Simultaneamente surge um sistema unipolar internacional no qual existe uma concentração de riqueza e poder bélico numa potência, os Estados Unidos, em parceria com as grandes fortunas do Ocidente. Esse grupo explora o chamado Sul Global, que não é geográfico, mas um termo utilizado em estudos que pode referir-se tanto ao terceiro mundo como ao conjunto de países em desenvolvimento.
O estudo do banco suíço UBS mostra que hoje 14 indivíduos no mundo têm fortunas de mais de US$ 100 bilhões, cada um. Esse grupo concentra US$ 2 trilhões em riqueza. No século XXI é possível uma alegoria da princesa Maria Antonieta bebendo champanhe com a aristocracia francesa nos jardins do Palácio de Versalhes, subúrbio de Paris, ignorando a aproximação do povo faminto. É só trocar o povo faminto, que teve o apoio, num primeiro momento, da burguesia, pelo Sul Global, ou o mundo multipolar, liderado por Rússia e China.

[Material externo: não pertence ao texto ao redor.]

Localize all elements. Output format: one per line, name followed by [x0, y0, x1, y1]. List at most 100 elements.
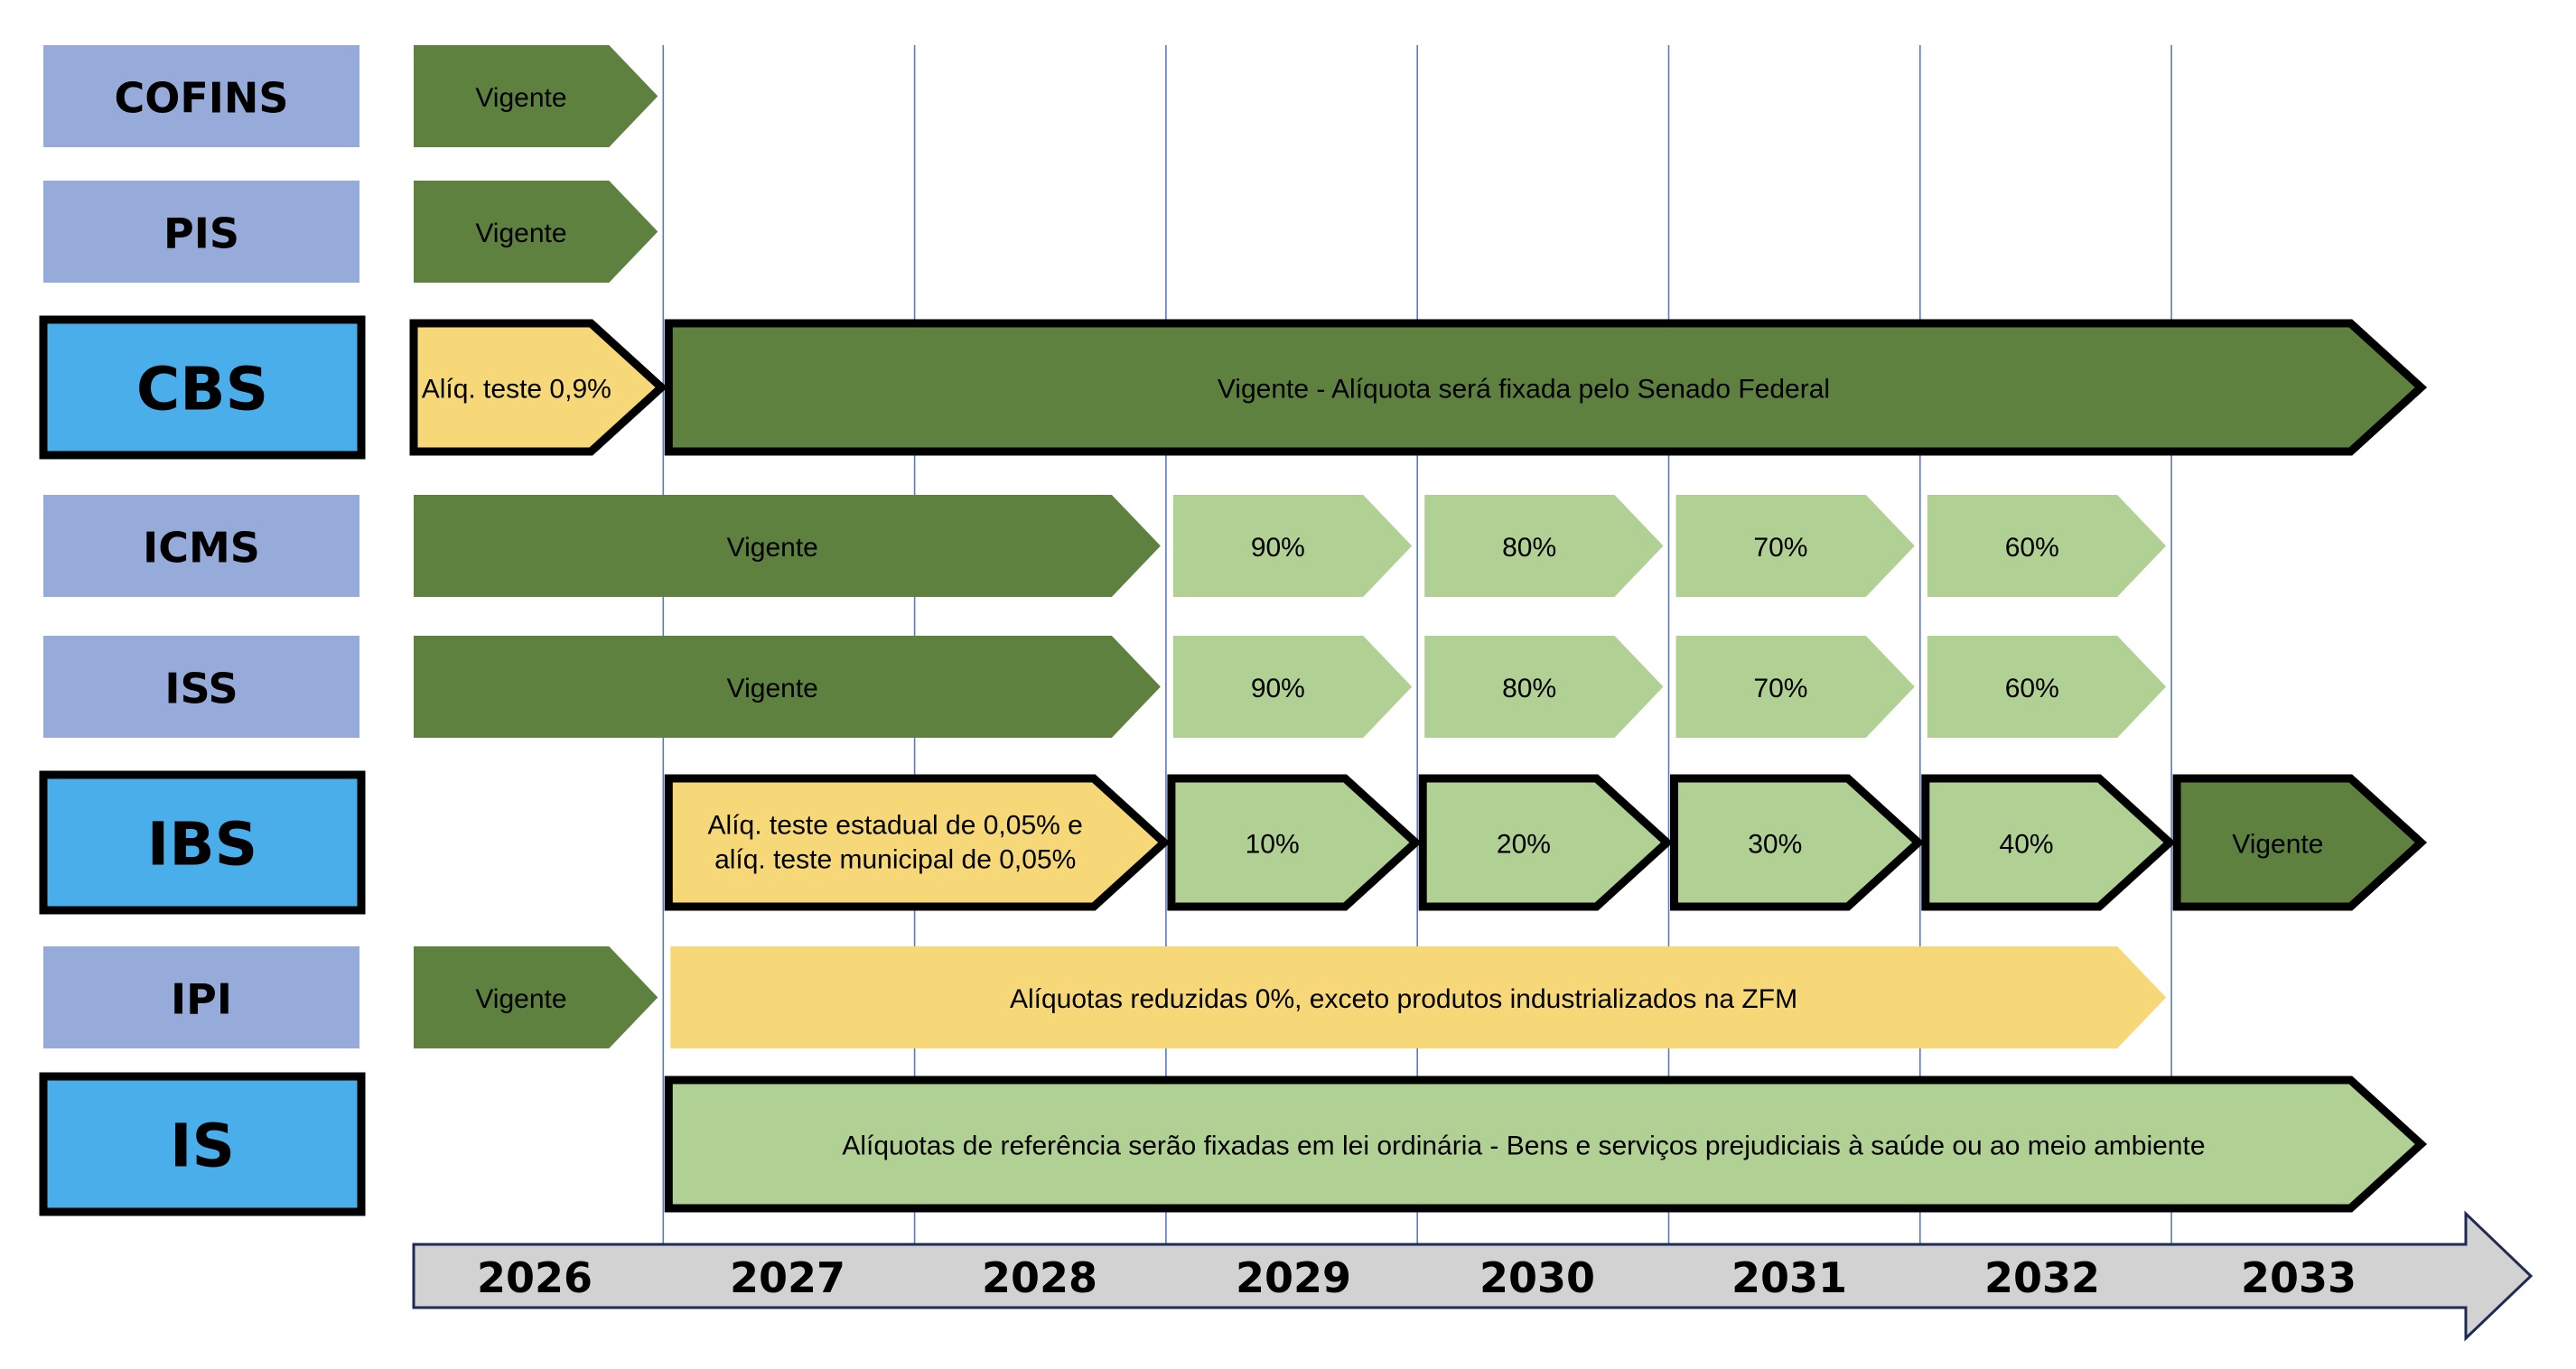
- segment-ibs-5: 40%: [1921, 774, 2176, 911]
- year-label-2030: 2030: [1479, 1253, 1595, 1302]
- year-label-2029: 2029: [1236, 1253, 1351, 1302]
- segment-ibs-3: 20%: [1418, 774, 1674, 911]
- segment-text: Alíquotas reduzidas 0%, exceto produtos …: [1010, 984, 1797, 1014]
- segment-arrow: [1424, 495, 1664, 597]
- segment-ipi-2: Alíquotas reduzidas 0%, exceto produtos …: [670, 946, 2167, 1048]
- segment-arrow: [1172, 495, 1413, 597]
- segment-text: 30%: [1748, 830, 1802, 860]
- tax-label-box: [43, 946, 359, 1048]
- segment-pis-1: Vigente: [414, 181, 658, 283]
- segment-iss-5: 60%: [1927, 636, 2167, 738]
- segment-arrow: [414, 495, 1161, 597]
- segment-arrow: [1927, 636, 2167, 738]
- year-label-2031: 2031: [1731, 1253, 1847, 1302]
- segment-arrow: [1172, 636, 1413, 738]
- row-ipi: IPI Vigente Alíquotas reduzidas 0%, exceto…: [43, 946, 2167, 1048]
- year-label-2033: 2033: [2241, 1253, 2357, 1302]
- segment-text: 70%: [1753, 533, 1807, 563]
- tax-label-box: [43, 181, 359, 283]
- segment-arrow: [1670, 774, 1925, 911]
- year-label-2026: 2026: [477, 1253, 593, 1302]
- segment-arrow: [664, 319, 2428, 456]
- segment-icms-5: 60%: [1927, 495, 2167, 597]
- segment-icms-4: 70%: [1675, 495, 1915, 597]
- tax-rows: COFINS Vigente PIS Vigente CBS Alíq. teste 0,…: [39, 45, 2428, 1216]
- tax-label-box: [43, 495, 359, 597]
- segment-arrow: [414, 946, 658, 1048]
- segment-icms-1: Vigente: [414, 495, 1161, 597]
- segment-is-1: Alíquotas de referência serão fixadas em…: [664, 1076, 2428, 1213]
- segment-text: 70%: [1753, 674, 1807, 703]
- segment-text: Alíquotas de referência serão fixadas em…: [842, 1132, 2205, 1161]
- year-label-2028: 2028: [982, 1253, 1097, 1302]
- segment-iss-1: Vigente: [414, 636, 1161, 738]
- segment-icms-3: 80%: [1424, 495, 1664, 597]
- segment-arrow: [409, 319, 667, 456]
- segment-text: Vigente: [727, 533, 818, 563]
- tax-label-is: IS: [170, 1112, 235, 1181]
- segment-arrow: [670, 946, 2167, 1048]
- segment-arrow: [1921, 774, 2176, 911]
- segment-ibs-4: 30%: [1670, 774, 1925, 911]
- segment-text: Vigente - Alíquota será fixada pelo Sena…: [1218, 375, 1830, 405]
- segment-text: Vigente: [475, 219, 566, 248]
- segment-text: 80%: [1502, 533, 1556, 563]
- tax-label-iss: ISS: [164, 665, 238, 713]
- tax-label-ibs: IBS: [147, 810, 257, 880]
- segment-ibs-6: Vigente: [2172, 774, 2428, 911]
- row-cbs: CBS Alíq. teste 0,9% Vigente - Alíquota se…: [39, 315, 2428, 460]
- tax-label-icms: ICMS: [143, 524, 260, 573]
- tax-label-box: [43, 636, 359, 738]
- tax-label-box: [39, 770, 366, 915]
- tax-label-cbs: CBS: [136, 355, 268, 424]
- segment-arrow: [1675, 495, 1915, 597]
- segment-text-line: Alíq. teste estadual de 0,05% e: [708, 811, 1083, 841]
- segment-iss-2: 90%: [1172, 636, 1413, 738]
- segment-arrow: [664, 774, 1171, 911]
- segment-cofins-1: Vigente: [414, 45, 658, 147]
- year-gridlines: [662, 45, 2172, 1244]
- segment-text: 90%: [1251, 674, 1305, 703]
- segment-iss-3: 80%: [1424, 636, 1664, 738]
- segment-ibs-2: 10%: [1167, 774, 1422, 911]
- tax-label-box: [39, 1072, 366, 1216]
- segment-text: 60%: [2005, 533, 2059, 563]
- segment-arrow: [1424, 636, 1664, 738]
- segment-text: Vigente: [727, 674, 818, 703]
- tax-label-ipi: IPI: [171, 975, 232, 1024]
- segment-text: Vigente: [475, 984, 566, 1014]
- segment-text: 90%: [1251, 533, 1305, 563]
- row-icms: ICMS Vigente 90% 80% 70% 60%: [43, 495, 2167, 597]
- tax-label-box: [39, 315, 366, 460]
- segment-arrow: [1675, 636, 1915, 738]
- segment-arrow: [414, 636, 1161, 738]
- segment-arrow: [414, 181, 658, 283]
- timeline-axis: 2026 2027 2028 2029 2030 2031 2032 2033: [412, 1210, 2534, 1342]
- segment-text: Vigente: [2232, 830, 2323, 860]
- tax-label-pis: PIS: [163, 210, 239, 258]
- segment-text: 60%: [2005, 674, 2059, 703]
- segment-arrow: [414, 45, 658, 147]
- row-ibs: IBS Alíq. teste estadual de 0,05% e alíq. …: [39, 770, 2428, 915]
- segment-arrow: [2172, 774, 2428, 911]
- segment-text-line: alíq. teste municipal de 0,05%: [714, 845, 1076, 875]
- segment-arrow: [1167, 774, 1422, 911]
- segment-text: 10%: [1246, 830, 1300, 860]
- segment-cbs-2: Vigente - Alíquota será fixada pelo Sena…: [664, 319, 2428, 456]
- row-pis: PIS Vigente: [43, 181, 658, 283]
- segment-ipi-1: Vigente: [414, 946, 658, 1048]
- row-iss: ISS Vigente 90% 80% 70% 60%: [43, 636, 2167, 738]
- tax-label-cofins: COFINS: [114, 74, 288, 123]
- segment-text: 20%: [1497, 830, 1551, 860]
- segment-text: Alíq. teste 0,9%: [422, 375, 611, 405]
- year-label-2032: 2032: [1984, 1253, 2100, 1302]
- timeline-arrow: [412, 1210, 2534, 1342]
- segment-text: Vigente: [475, 83, 566, 113]
- segment-icms-2: 90%: [1172, 495, 1413, 597]
- tax-label-box: [43, 45, 359, 147]
- segment-arrow: [1927, 495, 2167, 597]
- segment-iss-4: 70%: [1675, 636, 1915, 738]
- segment-text: 80%: [1502, 674, 1556, 703]
- segment-text: 40%: [2000, 830, 2054, 860]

No Brasil, a concentração de riqueza aumentou 16,8% nos últimos 15 anos e o país já ocupa o terceiro lugar no ranking de maior desigualdade entre 56 nações. O banco suíço utiliza o “índice de Gini” como medida para calcular o tamanho do abismo entre os mais ricos e os pobres. No caso brasileiro, o coeficiente saiu de 70 para 81, em uma escala na qual quanto mais perto de 100 mais desigual.
O estudo revela, ainda, que o Brasil enfrentou uma redução significativa no ritmo de crescimento da riqueza entre 2010 e 2023. Esmiuçando os números fica claro que a redução não atingiu os super ricos. Por sinal, foram eles que provocaram uma crise política e financeira para derrubar a presidenta Dilma Rousseff (2011/2016-PT). Depois do impeachment contra Dilma assume o interino Michel Temer (2016/2018, MDB), que acelera o desmonte do estado brasileiro, com fatores como a reforma trabalhista, privatizações, depreciação do real, inflação, queda da produtividade e menor crescimento econômico. O ciclo de destruição do estado brasileiro é completado com o período de Jair Bolsonaro na presidência da República (2019/2022).
Anteriormente, nos dois primeiros períodos de Luiz Inácio Lula da Silva/PT (2003/ 2010) na presidência da República, houve uma expansão mais democrática de riqueza no Brasil de 384%, com uma média anual de 15%. Nos 13 anos seguintes (Temer e Bolsonaro) a taxa caiu para 55%, com um ritmo anual de apenas 3%.
A velocidade menor de expansão da riqueza não atingiu os milionários no Brasil, com a projeção de crescimento desse grupo de 22% nos próximos quatro anos. Significa que a expansão beneficia praticamente só os super ricos. Até 2028, conforme o estudo, o Brasil terá 83 mil novos milionários, em um total de 463.797 indivíduos, considerando a quantidade de pessoas com patrimônio igual ou superior a US$ 1 milhão. Com essa taxa, o Brasil ocupa a 12ª posição na lista de maiores crescimentos projetados entre 36 países.
Para que essas projeções se realizem, a elite brasileira patrocina com verbas milionárias a formação de um Congresso ultraconservador e tenta de todas as maneiras desestabilizar o atual governo Lula, com total apoio da mídia corporativa.
No seu livro “Destiny of Civilization: Finance capitalism, industrial capitalism or socialism”, Michael Hudson escreve: “Existem essencialmente dois tipos de sociedade: economias mistas com pesos e contrapesos públicos, e oligarquias que desmantelam e privatizam o Estado, tomando o controle do seu sistema monetário e de crédito, o solo e infraestrutura básica para enriquecer, mas travando a economia, não ajudando no seu crescimento.”